Raymond Mboulou Photo officielle 83e AG INTERPOL

La 83ème Assemblée générale d’Interpol s’est déroulée du 03 au 07 novembre 2014, dans la Principauté de Monaco un haut lieu de la sécurité. Curieusement, cette dernière s’est retrouvée au cœur de l’actualité congolaise, un très haut lieu du vol, du racket et de la corruption qui s’y sont institutionnalisés.

Aux premières heures du 06 novembre un incendie a dévasté le plus grand supermarché de la capitale congolaise.

« Les sapeurs-pompiers n’ont pas réussi à circonscrire l’incendie. La preuve, tout a brûlé. Au stade actuel du sinistre, il est difficile de donner une confirmation de l’origine ou de la nature de l’incendie. Nous ne pouvons qu’émettre des hypothèses. Est-ce que c’est électrique ? Il faut attendre que les enquêtes soient faites et que les spécialistes de ces questions-là regardent afin qu’ils confirment ce qui s’est passé exactement ou bien quelle a été la source de cet incendie » avait aussitôt déclaré à RFI Alphonse Missengui, le directeur général adjoint du supermarché Casino.
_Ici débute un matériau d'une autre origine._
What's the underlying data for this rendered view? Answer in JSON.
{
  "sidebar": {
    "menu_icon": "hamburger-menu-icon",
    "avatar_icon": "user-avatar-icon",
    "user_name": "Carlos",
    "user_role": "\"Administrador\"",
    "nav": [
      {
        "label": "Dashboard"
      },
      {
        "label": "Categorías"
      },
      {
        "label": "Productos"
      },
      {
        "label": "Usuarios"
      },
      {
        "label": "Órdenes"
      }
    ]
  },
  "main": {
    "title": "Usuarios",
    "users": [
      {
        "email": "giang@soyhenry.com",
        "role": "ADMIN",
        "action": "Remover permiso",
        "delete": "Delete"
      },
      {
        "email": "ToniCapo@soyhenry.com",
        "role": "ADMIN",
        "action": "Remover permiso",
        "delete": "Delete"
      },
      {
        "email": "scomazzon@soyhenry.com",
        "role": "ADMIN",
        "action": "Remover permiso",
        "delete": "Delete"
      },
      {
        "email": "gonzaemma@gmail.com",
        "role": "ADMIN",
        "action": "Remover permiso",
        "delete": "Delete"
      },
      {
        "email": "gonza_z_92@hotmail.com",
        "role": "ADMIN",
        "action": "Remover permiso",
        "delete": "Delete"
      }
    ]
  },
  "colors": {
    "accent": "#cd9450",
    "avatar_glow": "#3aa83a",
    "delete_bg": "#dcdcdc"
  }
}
Les Dépêches de Brazzaville, «Pravda locale », avançaient « Pourtant, selon les premiers témoignages recueillis sur place, l’incendie serait provoqué (sic) par un court-circuit électrique suite à un retour de l’électricité » ; comme pour l’incendie, selon la version officielle, à l’origine de la disparition de Bruno Ossebi, de sa compagne et de ses deux filles. En réalité, c’était un attentat au cocktail Molotov ! Il faut rappeler, aussi, que leur maison avait été immédiatement détruite « parce qu’elle présentait un danger pour la population ».

Une journée après l’incendie du supermarché Casino de Brazzaville, alimentées par les sphères du pouvoir, les rumeurs allaient bon train : « les propriétaires (le Libano-Sénégalais Adnan Houdrouge) voulaient toucher l’assurance » pour déplacer leur activité dans un autre centre commercial à côté du Mbamou Palace… » Le PCT, toujours marxiste, est passé maître dans l’art de la diffamation assassine.. !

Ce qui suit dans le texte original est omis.